Out-Law News | 23 Sep 2014 | 4:28 pm | 1 min. read
The Competition and Markets Authority (CMA) said it wants to understand whether businesses have better access to public sector information than was previously identified by the OFT as being the case.
Consultancy DotEcon is undertaking the study on behalf of the CMA.
"As part of our work, we would like to gather evidence from the industry to understand the current state of commercial use of PSI (public sector information), and in particular: whether PSI holders have significantly altered their behaviour in providing PSI (e.g. in terms of amount of data supplied, quality, pricing and licence terms); and whether users still find problems in the market, especially where related to the competition concerns identified in the [OFT's 2006] CUPI study," DotEcon said.
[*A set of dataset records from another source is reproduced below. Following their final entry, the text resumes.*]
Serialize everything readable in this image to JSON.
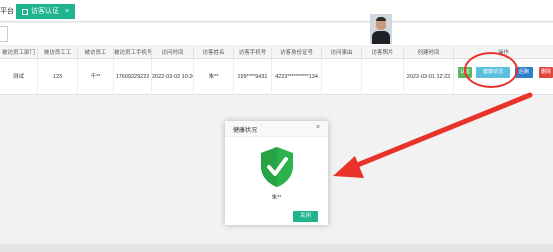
{
  "tabs": {
    "home_label": "平台",
    "active_label": "访客认证",
    "close_glyph": "×"
  },
  "table": {
    "headers": [
      "被访员工部门",
      "被访员工工",
      "被访员工",
      "被访员工手机号",
      "访问时间",
      "访客姓名",
      "访客手机号",
      "访客身份证号",
      "访问事由",
      "访客照片",
      "创建时间",
      "操作"
    ],
    "row": {
      "dept": "测试",
      "emp_no": "123",
      "emp_name": "千**",
      "emp_phone": "17609229222",
      "visit_time": "2022-03-02 10:20",
      "visitor_name": "朱**",
      "visitor_phone": "199****9431",
      "visitor_id": "4223**********134",
      "reason": "",
      "created": "2022-03-01 12:22"
    },
    "actions": {
      "auth": "认证",
      "health": "健康状况",
      "back": "后跑",
      "delete": "删除"
    }
  },
  "modal": {
    "title": "健康状况",
    "close_glyph": "×",
    "name": "朱**",
    "ok_label": "关闭"
  },
  "colors": {
    "brand": "#1fb38e",
    "shield": "#2bb24c",
    "annotation": "#e8322a"
  }
}
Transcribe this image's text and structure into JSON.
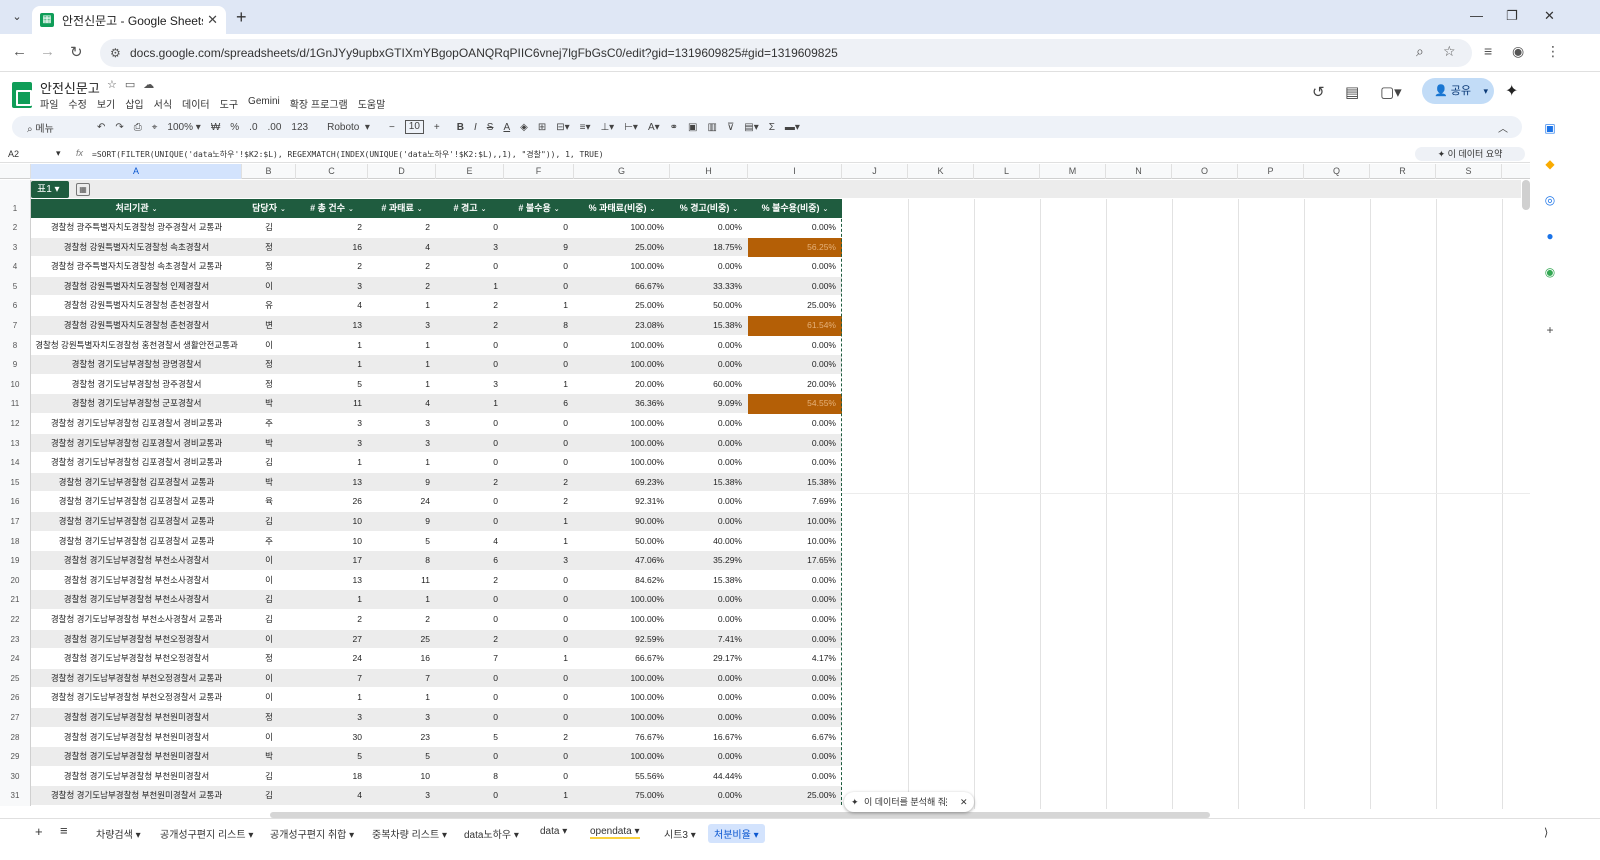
{
  "browser": {
    "tab_title": "안전신문고 - Google Sheets",
    "url": "docs.google.com/spreadsheets/d/1GnJYy9upbxGTIXmYBgopOANQRqPIIC6vnej7lgFbGsC0/edit?gid=1319609825#gid=1319609825"
  },
  "doc": {
    "title": "안전신문고",
    "menus": [
      "파일",
      "수정",
      "보기",
      "삽입",
      "서식",
      "데이터",
      "도구",
      "Gemini",
      "확장 프로그램",
      "도움말"
    ],
    "share_label": "공유"
  },
  "toolbar": {
    "search": "메뉴",
    "zoom": "100%",
    "currency": "₩",
    "percent": "%",
    "dec_dec": ".0",
    "dec_inc": ".00",
    "numfmt": "123",
    "font": "Roboto",
    "font_size": "10"
  },
  "formula_bar": {
    "cell_ref": "A2",
    "formula": "=SORT(FILTER(UNIQUE('data노하우'!$K2:$L), REGEXMATCH(INDEX(UNIQUE('data노하우'!$K2:$L),,1), \"경찰\")), 1, TRUE)",
    "summary": "이 데이터 요약"
  },
  "columns": [
    "A",
    "B",
    "C",
    "D",
    "E",
    "F",
    "G",
    "H",
    "I",
    "J",
    "K",
    "L",
    "M",
    "N",
    "O",
    "P",
    "Q",
    "R",
    "S"
  ],
  "table": {
    "name": "표1",
    "headers": [
      "처리기관",
      "담당자",
      "#  총 건수",
      "#  과태료",
      "#  경고",
      "#  불수용",
      "%  과태료(비중)",
      "%  경고(비중)",
      "%  불수용(비중)"
    ],
    "rows": [
      {
        "n": "2",
        "a": "경찰청 광주특별자치도경찰청 광주경찰서 교통과",
        "b": "김",
        "c": "2",
        "d": "2",
        "e": "0",
        "f": "0",
        "g": "100.00%",
        "h": "0.00%",
        "i": "0.00%",
        "hl": false
      },
      {
        "n": "3",
        "a": "경찰청 강원특별자치도경찰청 속초경찰서",
        "b": "정",
        "c": "16",
        "d": "4",
        "e": "3",
        "f": "9",
        "g": "25.00%",
        "h": "18.75%",
        "i": "56.25%",
        "hl": true
      },
      {
        "n": "4",
        "a": "경찰청 광주특별자치도경찰청 속초경찰서 교통과",
        "b": "정",
        "c": "2",
        "d": "2",
        "e": "0",
        "f": "0",
        "g": "100.00%",
        "h": "0.00%",
        "i": "0.00%",
        "hl": false
      },
      {
        "n": "5",
        "a": "경찰청 강원특별자치도경찰청 인제경찰서",
        "b": "이",
        "c": "3",
        "d": "2",
        "e": "1",
        "f": "0",
        "g": "66.67%",
        "h": "33.33%",
        "i": "0.00%",
        "hl": false
      },
      {
        "n": "6",
        "a": "경찰청 강원특별자치도경찰청 춘천경찰서",
        "b": "유",
        "c": "4",
        "d": "1",
        "e": "2",
        "f": "1",
        "g": "25.00%",
        "h": "50.00%",
        "i": "25.00%",
        "hl": false
      },
      {
        "n": "7",
        "a": "경찰청 강원특별자치도경찰청 춘천경찰서",
        "b": "변",
        "c": "13",
        "d": "3",
        "e": "2",
        "f": "8",
        "g": "23.08%",
        "h": "15.38%",
        "i": "61.54%",
        "hl": true
      },
      {
        "n": "8",
        "a": "경찰청 강원특별자치도경찰청 홍천경찰서 생활안전교통과",
        "b": "이",
        "c": "1",
        "d": "1",
        "e": "0",
        "f": "0",
        "g": "100.00%",
        "h": "0.00%",
        "i": "0.00%",
        "hl": false
      },
      {
        "n": "9",
        "a": "경찰청 경기도남부경찰청 광명경찰서",
        "b": "정",
        "c": "1",
        "d": "1",
        "e": "0",
        "f": "0",
        "g": "100.00%",
        "h": "0.00%",
        "i": "0.00%",
        "hl": false
      },
      {
        "n": "10",
        "a": "경찰청 경기도남부경찰청 광주경찰서",
        "b": "정",
        "c": "5",
        "d": "1",
        "e": "3",
        "f": "1",
        "g": "20.00%",
        "h": "60.00%",
        "i": "20.00%",
        "hl": false
      },
      {
        "n": "11",
        "a": "경찰청 경기도남부경찰청 군포경찰서",
        "b": "박",
        "c": "11",
        "d": "4",
        "e": "1",
        "f": "6",
        "g": "36.36%",
        "h": "9.09%",
        "i": "54.55%",
        "hl": true
      },
      {
        "n": "12",
        "a": "경찰청 경기도남부경찰청 김포경찰서 경비교통과",
        "b": "주",
        "c": "3",
        "d": "3",
        "e": "0",
        "f": "0",
        "g": "100.00%",
        "h": "0.00%",
        "i": "0.00%",
        "hl": false
      },
      {
        "n": "13",
        "a": "경찰청 경기도남부경찰청 김포경찰서 경비교통과",
        "b": "박",
        "c": "3",
        "d": "3",
        "e": "0",
        "f": "0",
        "g": "100.00%",
        "h": "0.00%",
        "i": "0.00%",
        "hl": false
      },
      {
        "n": "14",
        "a": "경찰청 경기도남부경찰청 김포경찰서 경비교통과",
        "b": "김",
        "c": "1",
        "d": "1",
        "e": "0",
        "f": "0",
        "g": "100.00%",
        "h": "0.00%",
        "i": "0.00%",
        "hl": false
      },
      {
        "n": "15",
        "a": "경찰청 경기도남부경찰청 김포경찰서 교통과",
        "b": "박",
        "c": "13",
        "d": "9",
        "e": "2",
        "f": "2",
        "g": "69.23%",
        "h": "15.38%",
        "i": "15.38%",
        "hl": false
      },
      {
        "n": "16",
        "a": "경찰청 경기도남부경찰청 김포경찰서 교통과",
        "b": "육",
        "c": "26",
        "d": "24",
        "e": "0",
        "f": "2",
        "g": "92.31%",
        "h": "0.00%",
        "i": "7.69%",
        "hl": false
      },
      {
        "n": "17",
        "a": "경찰청 경기도남부경찰청 김포경찰서 교통과",
        "b": "김",
        "c": "10",
        "d": "9",
        "e": "0",
        "f": "1",
        "g": "90.00%",
        "h": "0.00%",
        "i": "10.00%",
        "hl": false
      },
      {
        "n": "18",
        "a": "경찰청 경기도남부경찰청 김포경찰서 교통과",
        "b": "주",
        "c": "10",
        "d": "5",
        "e": "4",
        "f": "1",
        "g": "50.00%",
        "h": "40.00%",
        "i": "10.00%",
        "hl": false
      },
      {
        "n": "19",
        "a": "경찰청 경기도남부경찰청 부천소사경찰서",
        "b": "이",
        "c": "17",
        "d": "8",
        "e": "6",
        "f": "3",
        "g": "47.06%",
        "h": "35.29%",
        "i": "17.65%",
        "hl": false
      },
      {
        "n": "20",
        "a": "경찰청 경기도남부경찰청 부천소사경찰서",
        "b": "이",
        "c": "13",
        "d": "11",
        "e": "2",
        "f": "0",
        "g": "84.62%",
        "h": "15.38%",
        "i": "0.00%",
        "hl": false
      },
      {
        "n": "21",
        "a": "경찰청 경기도남부경찰청 부천소사경찰서",
        "b": "김",
        "c": "1",
        "d": "1",
        "e": "0",
        "f": "0",
        "g": "100.00%",
        "h": "0.00%",
        "i": "0.00%",
        "hl": false
      },
      {
        "n": "22",
        "a": "경찰청 경기도남부경찰청 부천소사경찰서 교통과",
        "b": "김",
        "c": "2",
        "d": "2",
        "e": "0",
        "f": "0",
        "g": "100.00%",
        "h": "0.00%",
        "i": "0.00%",
        "hl": false
      },
      {
        "n": "23",
        "a": "경찰청 경기도남부경찰청 부천오정경찰서",
        "b": "이",
        "c": "27",
        "d": "25",
        "e": "2",
        "f": "0",
        "g": "92.59%",
        "h": "7.41%",
        "i": "0.00%",
        "hl": false
      },
      {
        "n": "24",
        "a": "경찰청 경기도남부경찰청 부천오정경찰서",
        "b": "정",
        "c": "24",
        "d": "16",
        "e": "7",
        "f": "1",
        "g": "66.67%",
        "h": "29.17%",
        "i": "4.17%",
        "hl": false
      },
      {
        "n": "25",
        "a": "경찰청 경기도남부경찰청 부천오정경찰서 교통과",
        "b": "이",
        "c": "7",
        "d": "7",
        "e": "0",
        "f": "0",
        "g": "100.00%",
        "h": "0.00%",
        "i": "0.00%",
        "hl": false
      },
      {
        "n": "26",
        "a": "경찰청 경기도남부경찰청 부천오정경찰서 교통과",
        "b": "이",
        "c": "1",
        "d": "1",
        "e": "0",
        "f": "0",
        "g": "100.00%",
        "h": "0.00%",
        "i": "0.00%",
        "hl": false
      },
      {
        "n": "27",
        "a": "경찰청 경기도남부경찰청 부천원미경찰서",
        "b": "정",
        "c": "3",
        "d": "3",
        "e": "0",
        "f": "0",
        "g": "100.00%",
        "h": "0.00%",
        "i": "0.00%",
        "hl": false
      },
      {
        "n": "28",
        "a": "경찰청 경기도남부경찰청 부천원미경찰서",
        "b": "이",
        "c": "30",
        "d": "23",
        "e": "5",
        "f": "2",
        "g": "76.67%",
        "h": "16.67%",
        "i": "6.67%",
        "hl": false
      },
      {
        "n": "29",
        "a": "경찰청 경기도남부경찰청 부천원미경찰서",
        "b": "박",
        "c": "5",
        "d": "5",
        "e": "0",
        "f": "0",
        "g": "100.00%",
        "h": "0.00%",
        "i": "0.00%",
        "hl": false
      },
      {
        "n": "30",
        "a": "경찰청 경기도남부경찰청 부천원미경찰서",
        "b": "김",
        "c": "18",
        "d": "10",
        "e": "8",
        "f": "0",
        "g": "55.56%",
        "h": "44.44%",
        "i": "0.00%",
        "hl": false
      },
      {
        "n": "31",
        "a": "경찰청 경기도남부경찰청 부천원미경찰서 교통과",
        "b": "김",
        "c": "4",
        "d": "3",
        "e": "0",
        "f": "1",
        "g": "75.00%",
        "h": "0.00%",
        "i": "25.00%",
        "hl": false
      }
    ]
  },
  "popup": {
    "label": "이 데이터를 분석해 줘"
  },
  "sheet_tabs": [
    "차량검색",
    "공개성구편지 리스트",
    "공개성구편지 취합",
    "중복차량 리스트",
    "data노하우",
    "data",
    "opendata",
    "시트3",
    "처분비율"
  ],
  "active_sheet": "처분비율",
  "colors": {
    "accent": "#1f5c3f",
    "highlight": "#b45f06",
    "selection": "#d3e3fd"
  }
}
In its report, the OFT said that some government bodies were charging businesses too much to use public data and said the bodies were dealing on unfair terms. It said those practices were costing the UK economy half a billion pounds a year.
The report found that raw information was not as easily available as it should have been, licensing arrangements were restrictive, prices not always linked to costs and that public sector information holders may have been charging higher prices to competing businesses and giving them less attractive terms than their own value-added operations.
The CMA said it would hold "open workshops" with stakeholders in November to give businesses a chance to express their views on how the market has evolved since the OFT's 2006 study: "This will be an excellent opportunity to influence the CMA’s view of the market for the commercial use of PSI and how the CMA should use its powers to influence the development of public service markets," it said.
Earlier this year, the European Commission issued new guidelines on recommended standard licences, datasets and charging for the re-use of documents held by public sector organisations. In the guide it recommended that public bodies curtail licensing restrictions on the re-use of that information.
The guidance particularly encouraged EU countries to make geospatial data, information on earth observation and the environment, transport data, national, regional and local statistical data and information from company registers available for re-use. It said these types of data are "in highest demand" among re-users of data within the EU.